Vorsicht: § 629 BGB kann im Arbeitsvertrag abbedungen sein. Die Regelung hilft Ihnen dann nicht weiter.

4. Was droht, wenn die Krankschreibung auffliegt?

Eine Arbeitsunfähigkeitsbescheinigung ist grundsätzlich zwar schwer zu entkräften. Kann Ihr Arbeitgeber aber beweisen, dass Sie nicht wirklich krank waren, drohen Ihnen schwerwiegende Konsequenzen.

Ihr Arbeitgeber muss Ihnen nicht länger Entgeltfortzahlung leisten. Bleiben Sie also der Arbeit fern, werden Sie nicht weiterbezahlt.

Es kann allerdings noch deutlich schlimmer kommen: Eine falsche Krankschreibung oder AU berechtigt den Arbeitgeber im Regelfall zur außerordentlichen Kündigung. Das heißt, er kann Sie fristlos entlassen. Das entspricht zwar zunächst Ihrem Wunsch, früher aus dem Unternehmen auszuscheiden, ist aber mit erheblichen Nachteilen verbunden:

  • Eine außerordentliche Kündigung ist ein dunkler Fleck in Ihrem Lebenslauf und schmälert die Chancen auf einen neuen Arbeitsplatz.
  • Im Fall der fristlosen Kündigung muss der Arbeitgeber Sie keinen weiteren Tag weiterbezahlen.
  • Auch auf das Arbeitslosengeld wirkt sich die fristlose Kündigung nachteilig aus, da Ihnen eine Sperrzeit droht.
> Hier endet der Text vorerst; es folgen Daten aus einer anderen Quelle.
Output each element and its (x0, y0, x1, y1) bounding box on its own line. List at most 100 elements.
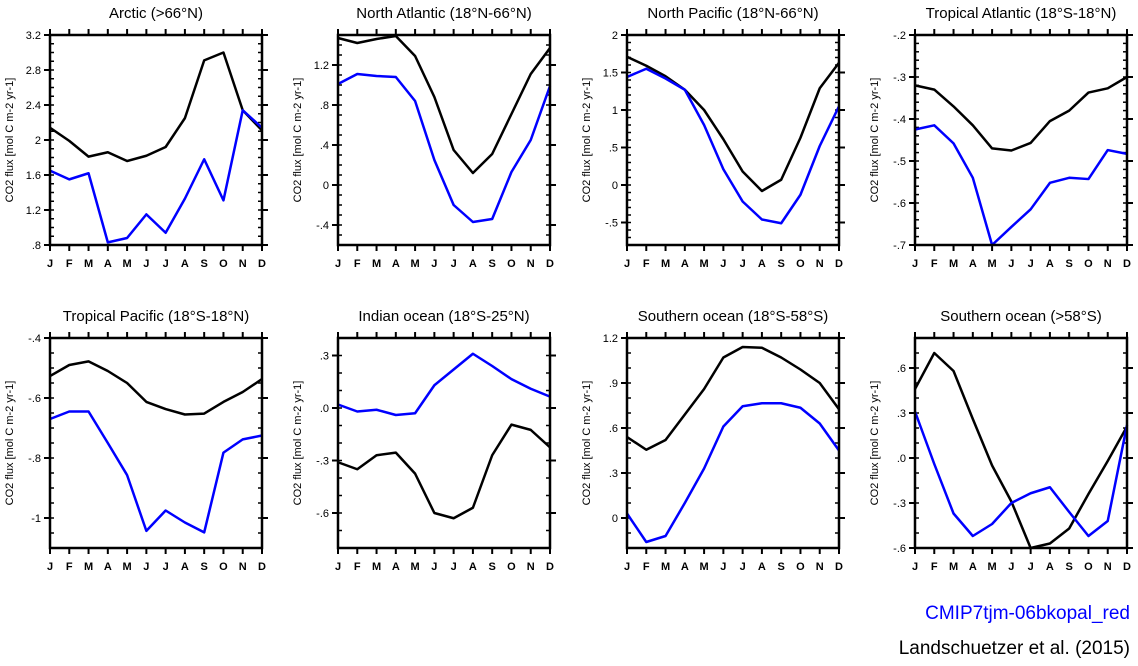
plot-frame (625, 336, 841, 550)
y-tick-label: 1.2 (26, 205, 41, 217)
y-tick-label: .5 (609, 143, 618, 155)
x-tick-label: O (796, 258, 805, 270)
x-tick-label: M (411, 561, 420, 573)
observations-line (626, 55, 840, 193)
y-tick-label: 2.4 (26, 100, 41, 112)
model-line (913, 411, 1129, 538)
x-tick-label: J (1028, 258, 1034, 270)
plot-frame (913, 33, 1129, 247)
x-tick-label: D (546, 561, 554, 573)
y-tick-label: -.6 (893, 543, 906, 555)
y-axis-label: CO2 flux [mol C m-2 yr-1] (4, 78, 16, 203)
y-tick-label: -.8 (28, 453, 41, 465)
plot-frame (336, 336, 552, 550)
x-tick-label: F (66, 561, 73, 573)
y-tick-label: 1.2 (314, 60, 329, 72)
y-tick-label: -.4 (893, 114, 906, 126)
x-tick-label: F (66, 258, 73, 270)
y-tick-label: .3 (609, 468, 618, 480)
panel-title: Southern ocean (18°S-58°S) (638, 308, 828, 325)
panel-2: North Atlantic (18°N-66°N) CO2 flux [mol … (292, 5, 556, 270)
x-tick-label: A (1046, 258, 1054, 270)
x-tick-label: F (354, 258, 361, 270)
x-tick-label: F (931, 258, 938, 270)
y-tick-label: .8 (320, 100, 329, 112)
x-tick-label: J (431, 258, 437, 270)
y-tick-label: 0 (612, 180, 618, 192)
y-tick-label: 1.5 (603, 68, 618, 80)
y-tick-label: -1 (31, 513, 41, 525)
x-tick-label: O (219, 258, 228, 270)
x-tick-label: A (392, 561, 400, 573)
observations-line (337, 34, 552, 175)
y-tick-label: 0 (612, 513, 618, 525)
x-tick-label: A (681, 258, 689, 270)
x-tick-label: S (201, 561, 208, 573)
x-tick-label: M (988, 561, 997, 573)
panel-5: Tropical Pacific (18°S-18°N) CO2 flux [mo… (4, 308, 268, 573)
x-tick-label: O (507, 561, 516, 573)
y-tick-label: .3 (320, 351, 329, 363)
x-tick-label: A (392, 258, 400, 270)
x-tick-label: A (758, 561, 766, 573)
y-tick-label: .0 (897, 453, 906, 465)
y-tick-label: .3 (897, 408, 906, 420)
x-tick-label: D (1123, 561, 1131, 573)
x-tick-label: F (931, 561, 938, 573)
y-tick-label: 1.2 (603, 333, 618, 345)
x-tick-label: A (681, 561, 689, 573)
panel-4: Tropical Atlantic (18°S-18°N) CO2 flux [m… (869, 5, 1133, 270)
x-tick-label: M (661, 258, 670, 270)
x-tick-label: S (201, 258, 208, 270)
x-tick-label: D (258, 258, 266, 270)
model-line (625, 402, 841, 544)
x-tick-label: D (546, 258, 554, 270)
y-tick-label: .6 (897, 363, 906, 375)
x-tick-label: J (47, 561, 53, 573)
x-tick-label: A (181, 561, 189, 573)
x-tick-label: N (239, 258, 247, 270)
y-axis-label: CO2 flux [mol C m-2 yr-1] (869, 381, 881, 506)
x-tick-label: O (219, 561, 228, 573)
x-tick-label: A (104, 561, 112, 573)
x-tick-label: O (1084, 561, 1093, 573)
x-tick-label: J (1008, 258, 1014, 270)
y-axis-label: CO2 flux [mol C m-2 yr-1] (4, 381, 16, 506)
x-tick-label: M (84, 258, 93, 270)
y-tick-label: -.6 (28, 393, 41, 405)
plot-frame (48, 33, 264, 247)
model-line (49, 410, 263, 534)
y-axis-label: CO2 flux [mol C m-2 yr-1] (869, 78, 881, 203)
plot-frame (336, 33, 552, 247)
x-tick-label: F (643, 561, 650, 573)
y-axis-label: CO2 flux [mol C m-2 yr-1] (292, 381, 304, 506)
x-tick-label: M (123, 258, 132, 270)
panel-title: Southern ocean (>58°S) (940, 308, 1102, 325)
x-tick-label: J (335, 561, 341, 573)
y-tick-label: -.5 (893, 156, 906, 168)
x-tick-label: J (163, 258, 169, 270)
x-tick-label: J (143, 258, 149, 270)
x-tick-label: J (624, 561, 630, 573)
x-tick-label: M (372, 561, 381, 573)
x-tick-label: J (912, 561, 918, 573)
model-line (914, 124, 1128, 247)
x-tick-label: M (661, 561, 670, 573)
x-tick-label: N (816, 561, 824, 573)
observations-line (337, 423, 551, 520)
x-tick-label: M (949, 561, 958, 573)
x-tick-label: S (778, 561, 785, 573)
x-tick-label: M (84, 561, 93, 573)
x-tick-label: F (643, 258, 650, 270)
x-tick-label: J (451, 561, 457, 573)
x-tick-label: M (988, 258, 997, 270)
x-tick-label: O (507, 258, 516, 270)
observations-line (626, 345, 841, 451)
panel-8: Southern ocean (>58°S) CO2 flux [mol C m-… (869, 308, 1133, 573)
observations-line (49, 360, 263, 416)
y-tick-label: -.3 (893, 72, 906, 84)
x-tick-label: O (796, 561, 805, 573)
x-tick-label: A (104, 258, 112, 270)
x-tick-label: N (1104, 258, 1112, 270)
y-tick-label: .9 (609, 378, 618, 390)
Das heißt in der Regel, dass Sie grundsätzlich zwölf Wochen auf Ihr Arbeitslosengeld I warten müssen.
  • Bieten Sie Ihrem Arbeitgeber einen Grund zur fristlosen Kündigung, wird sich das auch nachteilig auf Ihr Arbeitszeugnis auswirken.
  • Eine „gefakte Krankmeldung“ kann außerdem einen strafbaren Betrug darstellen (§ 263 StGB). Fliegt Ihr Schwindel auf, droht eine Anzeige durch den Arbeitgeber, die strafrechtliche Ermittlungen nach sich zieht.
  • Auch Ihrem Arzt können straf- und berufsrechtliche Konsequenzen drohen.

Im Übrigen kann bereits die bloße Androhung einer Krankschreibung ausreichen, um eine außerordentliche Kündigung zu begründen (LAG Mecklenburg-Vorpommern, Urt. v. 4.5.2021 – 5 Sa 319/20). Sie sollten eine Krankschreibung also nie als Druckmittel verwenden, um beispielsweise eine Freistellung auszuhandeln.